- Classification: Protestant
- Theology: Calvinist, Evangelical
- Polity: Presbyterian
- Leader: Takashi Yoshiba
- Associations: was a member of the Reformed Ecumenial Council
- Region: Japan
- Origin: 1946 Tokyo
- Separated from: United Church of Christ in Japan
- Congregations: 220
- Members: 8,000-9,000
- Ministers: 130

= Reformed Church in Japan =

Confessional Calvinist denomination in Japan

The Reformed Church in Japan is a confessional Calvinist denomination in Japan. It was formerly a member of the World Communion of Reformed Churches, but it chose to suspend its membership.

== Origin ==
The Reformed Church in Japan was formed in 1946 in Tokyo. Before Japan entered World War II, all Protestants were forced to unite in one church, the United Church of Christ in Japan. Some congregations with Calvinist background left this denomination to form the Japan Reformed Church. The Christian Reformed Church in North America sent missionaries to support the new denomination. At that time the church had nine pastors and three elders. The Calvinist World Mission has planted two presbyteries and almost 50 new congregations since entering Japan in 1951. CRCNA focuses their efforts on the metropolitan Tokyo area, one of the largest metropolitan areas of the world. The church has now 220 congregations and 8,000-9,000 members. The denomination is growing steadily. However, the congregations are small: the largest has about 210 members and the smallest has about 10 members. It affirms the Westminster Confession of Faith. Sister church relations with the Orthodox Presbyterian Church, the Presbyterian Church in Korea (Koshin), and the Reformed Church in the United States were established.
The Orthodox Presbyterian Church(USA) works with a presbytery of the Reformed Church in Japan in church planting and evangelism.
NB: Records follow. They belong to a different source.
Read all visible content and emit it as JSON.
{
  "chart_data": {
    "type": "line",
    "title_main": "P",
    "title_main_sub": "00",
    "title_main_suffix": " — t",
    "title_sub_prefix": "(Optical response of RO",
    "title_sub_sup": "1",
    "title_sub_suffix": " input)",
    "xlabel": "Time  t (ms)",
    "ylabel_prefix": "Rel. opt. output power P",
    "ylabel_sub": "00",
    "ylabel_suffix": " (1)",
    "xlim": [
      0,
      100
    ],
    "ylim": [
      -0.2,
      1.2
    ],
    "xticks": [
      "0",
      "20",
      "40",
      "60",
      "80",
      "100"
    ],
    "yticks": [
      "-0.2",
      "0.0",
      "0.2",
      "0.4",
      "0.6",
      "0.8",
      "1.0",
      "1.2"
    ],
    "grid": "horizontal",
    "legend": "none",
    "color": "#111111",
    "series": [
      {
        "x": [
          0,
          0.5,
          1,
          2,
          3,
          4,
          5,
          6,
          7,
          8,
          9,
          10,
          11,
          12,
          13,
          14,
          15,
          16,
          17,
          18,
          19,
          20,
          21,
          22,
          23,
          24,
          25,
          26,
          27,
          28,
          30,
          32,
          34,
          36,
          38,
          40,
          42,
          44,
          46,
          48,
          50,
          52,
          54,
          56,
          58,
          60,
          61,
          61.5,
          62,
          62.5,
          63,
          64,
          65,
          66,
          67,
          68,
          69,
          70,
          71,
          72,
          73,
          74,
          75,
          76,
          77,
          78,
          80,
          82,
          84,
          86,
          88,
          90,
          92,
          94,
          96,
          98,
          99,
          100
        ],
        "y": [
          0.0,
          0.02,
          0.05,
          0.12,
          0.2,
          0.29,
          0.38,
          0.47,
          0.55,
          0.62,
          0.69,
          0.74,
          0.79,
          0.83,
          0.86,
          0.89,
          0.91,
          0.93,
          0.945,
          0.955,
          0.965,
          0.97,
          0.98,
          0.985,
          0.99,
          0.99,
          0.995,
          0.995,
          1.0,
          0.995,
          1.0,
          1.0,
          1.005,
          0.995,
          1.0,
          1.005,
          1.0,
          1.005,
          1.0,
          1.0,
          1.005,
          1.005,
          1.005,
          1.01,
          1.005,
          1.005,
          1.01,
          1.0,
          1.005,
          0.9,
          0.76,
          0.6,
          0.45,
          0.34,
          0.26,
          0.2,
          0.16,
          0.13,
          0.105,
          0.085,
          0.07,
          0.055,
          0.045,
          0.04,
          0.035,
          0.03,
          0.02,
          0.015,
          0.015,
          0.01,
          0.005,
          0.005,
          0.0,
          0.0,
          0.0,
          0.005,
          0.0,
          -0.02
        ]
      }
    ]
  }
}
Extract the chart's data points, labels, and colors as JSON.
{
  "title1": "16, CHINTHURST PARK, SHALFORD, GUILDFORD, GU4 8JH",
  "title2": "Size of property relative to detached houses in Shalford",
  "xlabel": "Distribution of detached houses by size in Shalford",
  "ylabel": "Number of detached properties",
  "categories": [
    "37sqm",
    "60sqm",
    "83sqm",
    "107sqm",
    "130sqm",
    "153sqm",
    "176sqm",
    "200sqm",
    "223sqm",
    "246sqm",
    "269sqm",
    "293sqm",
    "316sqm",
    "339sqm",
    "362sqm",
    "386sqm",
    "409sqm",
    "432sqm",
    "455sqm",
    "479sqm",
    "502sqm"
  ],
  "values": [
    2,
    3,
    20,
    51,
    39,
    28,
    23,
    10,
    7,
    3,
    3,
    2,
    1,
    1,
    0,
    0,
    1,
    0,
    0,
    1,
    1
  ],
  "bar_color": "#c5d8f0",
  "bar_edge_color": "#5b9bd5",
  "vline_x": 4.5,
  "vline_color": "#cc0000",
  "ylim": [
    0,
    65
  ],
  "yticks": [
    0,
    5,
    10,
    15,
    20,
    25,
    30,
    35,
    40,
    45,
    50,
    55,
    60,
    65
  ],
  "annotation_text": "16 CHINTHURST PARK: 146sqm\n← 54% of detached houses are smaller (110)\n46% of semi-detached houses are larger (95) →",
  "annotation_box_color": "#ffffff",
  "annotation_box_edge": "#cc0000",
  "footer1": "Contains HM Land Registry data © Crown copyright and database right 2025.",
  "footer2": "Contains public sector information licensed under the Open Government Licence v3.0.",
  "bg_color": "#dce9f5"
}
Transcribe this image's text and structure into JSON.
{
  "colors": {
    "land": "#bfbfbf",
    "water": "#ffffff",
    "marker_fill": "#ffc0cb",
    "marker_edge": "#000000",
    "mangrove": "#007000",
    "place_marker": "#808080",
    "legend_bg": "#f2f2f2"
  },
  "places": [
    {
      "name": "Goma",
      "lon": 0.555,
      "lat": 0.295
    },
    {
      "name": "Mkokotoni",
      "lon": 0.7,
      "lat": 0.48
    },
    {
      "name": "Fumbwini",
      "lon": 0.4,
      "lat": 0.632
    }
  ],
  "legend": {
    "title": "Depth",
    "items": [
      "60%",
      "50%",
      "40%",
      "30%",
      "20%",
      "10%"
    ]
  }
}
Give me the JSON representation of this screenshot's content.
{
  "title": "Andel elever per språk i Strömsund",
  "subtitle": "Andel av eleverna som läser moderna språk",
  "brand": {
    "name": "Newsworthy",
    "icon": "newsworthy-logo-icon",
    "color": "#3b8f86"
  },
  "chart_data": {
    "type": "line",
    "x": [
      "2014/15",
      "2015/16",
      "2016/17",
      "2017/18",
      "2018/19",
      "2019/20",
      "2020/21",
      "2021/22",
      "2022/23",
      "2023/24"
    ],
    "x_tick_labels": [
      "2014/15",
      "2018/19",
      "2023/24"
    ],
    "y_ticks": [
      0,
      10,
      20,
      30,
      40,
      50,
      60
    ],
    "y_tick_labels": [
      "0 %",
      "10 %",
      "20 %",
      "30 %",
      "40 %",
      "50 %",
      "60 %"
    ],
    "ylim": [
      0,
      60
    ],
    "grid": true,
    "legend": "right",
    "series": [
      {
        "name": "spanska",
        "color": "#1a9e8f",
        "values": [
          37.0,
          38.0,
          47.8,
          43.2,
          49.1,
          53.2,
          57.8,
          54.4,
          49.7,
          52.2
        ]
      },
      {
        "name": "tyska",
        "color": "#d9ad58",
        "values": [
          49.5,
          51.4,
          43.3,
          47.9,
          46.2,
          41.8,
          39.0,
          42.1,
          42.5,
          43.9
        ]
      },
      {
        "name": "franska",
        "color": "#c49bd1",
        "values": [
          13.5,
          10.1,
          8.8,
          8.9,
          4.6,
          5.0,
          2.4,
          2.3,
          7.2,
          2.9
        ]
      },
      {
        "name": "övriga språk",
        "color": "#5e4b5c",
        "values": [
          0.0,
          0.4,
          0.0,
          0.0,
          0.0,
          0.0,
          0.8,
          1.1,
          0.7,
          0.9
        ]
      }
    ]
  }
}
The OPC provides a professor for the Kobe Theological Seminary.

== Structure ==
The church has five presbyteries, namely Northeastern, Shikoku, Western, Central and Tobochu.

Northeast Presbytery includes churches in Kyoto, Osaka, Shiga, Hyogo, Nara, Wakayama, Fukui, Tottori, Shimane, Hiroshima, Yamaguchi, Fukuoka, Saga, Nagasaki, Kumamoto, Oita, Miyazaki, Kagoshima and Okinawa.

Shikoku Presbytery churches are in Tokushima, Kagawa, Ehime, Kochi and Okayama Prefecture.

Central Presbytery has congregations in Gifu, Shizuoka, Aichi, Mie, Ishikawa, Fukui and Toyama.

Tobuchu Presbytery has congregations in Saitama Prefecture, Kanagawa Prefecture, Greater Tokyo Area, Tochigi Prefecture, Gunma Prefecture and Yamanashi Prefecture.

== Theology ==
In 2004, the denomination had presbyterian-synodal church government with four districts and a Synod. As of November 2014, the denomination allows for the ordination of women. Formerly the church was a member of the Reformed Ecumenical Council.
- Westminster Confession of Faith
- Westminster Larger Catechism
- Westminster Shorter Catechism

== Theological education ==
- Reformed Theological Seminary
- Reformed Theological Institute

== Interchurch relations ==
- Cooperation in mission: Christian Reformed Church in North America, Orthodox Presbyterian Church, PC(USA), Reformed Church in Africa, South Africa, Dutch Reformed Church in South Africa, Koshin Presbyterian Church in Korea
- Friendly relations: Christian Reformed Church in the Philippines, Christian Reformed Church in Myanmar, Christian Reformed Churches in the Netherlands, Reformed Churches in South Africa, Netherlands Reformed Congregations (in the US)
- Fellowship: Presbyterian Church in Japan, Church of Christ in Japan, Reformed Presbyterian Church of North America-Japan Presbytery,

The Reformed Church in Japan was a full member of the Reformed Ecumenical Council. It is an observer in the International Conference of Reformed Churches and the World Communion of Reformed Churches.